La pensée chinoise ancienne et classique se caractérise par sa dimension « relationniste » (sur ce point, voir ici). Privilégiant les systèmes de correspondance et la mise en valeur des réseaux, elle refuse les oppositions définitives entre les différentes notions qu’elle expose.

Or, cela l’amène à développer une forme de rationalité qui s’accorde mal avec les longues démonstrations formelles dont la philosophie occidentale est si friande. 

 

Une anecdote historique que j’aime beaucoup illustre bien ce point. La scène se passe à la fin du mois de janvier de l’année 1601 de notre ère, près de Tianjin en Chine. L’inquiétude qui se lit ce soir-là sur le visage du père Matteo Ricci trahit l’importance du moment. Le serviteur qu’il a envoyé en désespoir de cause est parti depuis une journée déjà. S’il ne revient pas, ou pire encore s’il revient les mains vides, ce sont 19 ans d’efforts qui risquent d’être menacés.

19 ans passés à apprendre le mandarin, langue si singulière et si ardue, à partir de rien. 19 ans à essayer de s’accoutumer aux mœurs étranges d’une culture ne doutant pas de sa propre supériorité, à tenter d’apprivoiser un peuple hermétique et le convertir au Dieu du catholicisme. Durant ces années, Matteo Ricci, à la tête de cette première mission catholique dans l’empire du milieu, aura eu besoin de toute sa foi et toutes ses ressources pour vaincre les préjugés à son égard et les réticences à l’encontre de la vision du monde qu’il apporte. Tantôt confondus avec des moines bouddhistes, tantôt pris pour des sorciers ou des devins, le père Matteo et ses compagnons jésuites se sont heurtés à des cadres mentaux fondamentalement nouveaux, à un imaginaire collectif radicalement autre. Comment persuader les nobles d’embrasser une religion imposant la monogamie quand leur devoir moral et leur fonction sociale leur réclament d’entretenir une épouse et plusieurs concubines ? Par quels moyens rendre accessible l’idée d’un Dieu unique séparé de notre monde et créateur de ce monde, la perspective d’une lutte entre le bien et le mal, entre Dieu et diable, à des lettrés nourris par une tradition qui a toujours conçu des énergies naturelles complémentaires au principe de tous les êtres ?

Pourtant, en dépit de cet écart culturel immense, Matteo Ricci a réussi à ouvrir une brèche dans la muraille chinoise.

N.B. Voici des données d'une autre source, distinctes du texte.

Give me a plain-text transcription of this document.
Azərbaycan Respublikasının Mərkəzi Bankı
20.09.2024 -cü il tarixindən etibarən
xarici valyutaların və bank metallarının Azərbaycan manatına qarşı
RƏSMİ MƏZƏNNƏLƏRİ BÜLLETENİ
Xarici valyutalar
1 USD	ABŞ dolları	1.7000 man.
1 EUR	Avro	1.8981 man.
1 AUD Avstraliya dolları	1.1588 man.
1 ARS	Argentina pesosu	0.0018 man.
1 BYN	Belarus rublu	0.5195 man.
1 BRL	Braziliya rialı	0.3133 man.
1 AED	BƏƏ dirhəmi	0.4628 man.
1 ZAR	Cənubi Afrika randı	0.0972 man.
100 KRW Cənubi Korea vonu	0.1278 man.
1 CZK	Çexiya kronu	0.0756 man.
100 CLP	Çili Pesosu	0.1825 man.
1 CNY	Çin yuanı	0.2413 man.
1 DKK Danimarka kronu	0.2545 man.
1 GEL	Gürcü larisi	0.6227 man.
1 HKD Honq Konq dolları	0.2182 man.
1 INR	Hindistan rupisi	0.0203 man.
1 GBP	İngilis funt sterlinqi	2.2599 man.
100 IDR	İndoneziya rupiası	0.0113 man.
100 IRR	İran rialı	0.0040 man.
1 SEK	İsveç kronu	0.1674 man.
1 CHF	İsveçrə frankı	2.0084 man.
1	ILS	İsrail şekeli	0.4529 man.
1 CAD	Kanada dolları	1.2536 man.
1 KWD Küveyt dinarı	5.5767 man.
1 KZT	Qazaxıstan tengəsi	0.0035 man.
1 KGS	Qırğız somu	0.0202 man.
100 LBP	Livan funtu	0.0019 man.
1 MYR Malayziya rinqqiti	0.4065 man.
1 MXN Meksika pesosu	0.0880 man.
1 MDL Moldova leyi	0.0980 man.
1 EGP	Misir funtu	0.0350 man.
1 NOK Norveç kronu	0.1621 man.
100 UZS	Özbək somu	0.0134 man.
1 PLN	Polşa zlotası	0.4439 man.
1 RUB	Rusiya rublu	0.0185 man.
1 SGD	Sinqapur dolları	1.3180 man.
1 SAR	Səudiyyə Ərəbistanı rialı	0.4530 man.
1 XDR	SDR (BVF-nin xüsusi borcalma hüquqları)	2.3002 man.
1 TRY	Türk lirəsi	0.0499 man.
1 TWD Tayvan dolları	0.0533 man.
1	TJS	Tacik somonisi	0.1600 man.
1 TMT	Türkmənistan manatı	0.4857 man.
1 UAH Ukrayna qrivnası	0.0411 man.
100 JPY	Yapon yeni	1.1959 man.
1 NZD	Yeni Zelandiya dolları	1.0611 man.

Si le nombre de conversions reste dérisoire comparativement aux succès rencontrés en Amérique latine ou au Japon à la même époque, le père Matteo sait que cette nation fière qu’il côtoie depuis deux décennies nourrit un penchant dont il peut user à outrance : la curiosité scientifique et technologique. Sollicitant sa mémoire prodigieuse (même aux yeux de lettrés qui connaissent par cœur des milliers de page), puisant dans ses connaissances particulièrement vastes, Matteo Ricci a su séduire les hommes de pouvoir par des cartes du monde à la précision inégalée, par des horloges mécaniques alors inconnues en Chine, et par ses connaissances scientifiques poussées dans presque tous les domaines.

 

Carte du monde dessinée par Matteo Ricci en 1602 à destination de l'Empereur (source wikimedia)

 

En ce mois de janvier 1601, il peut se féliciter du chemin parcouru. Maîtrisant la langue classique à l’égal d’un lettré, reconnu comme un « sage » par les autochtones eux-mêmes, Li Madou (利瑪) comme l’ont surnommé les chinois, vient enfin d’obtenir le sésame auquel il aspire depuis le départ, la permission de se rendre à Pékin en vue d’une audience avec l’empereur. Là-bas, il songe qu’à défaut de conversion, il pourra convaincre l’empereur et ses ministres de la supériorité des mathématiques et de l’astronomie occidentales. Il connait l’importance de ces sciences pour la cour impériale et sait que les ouvrages qu’il apporte avec lui doivent lui permettre de pénétrer définitivement le cœur et l’esprit du royaume.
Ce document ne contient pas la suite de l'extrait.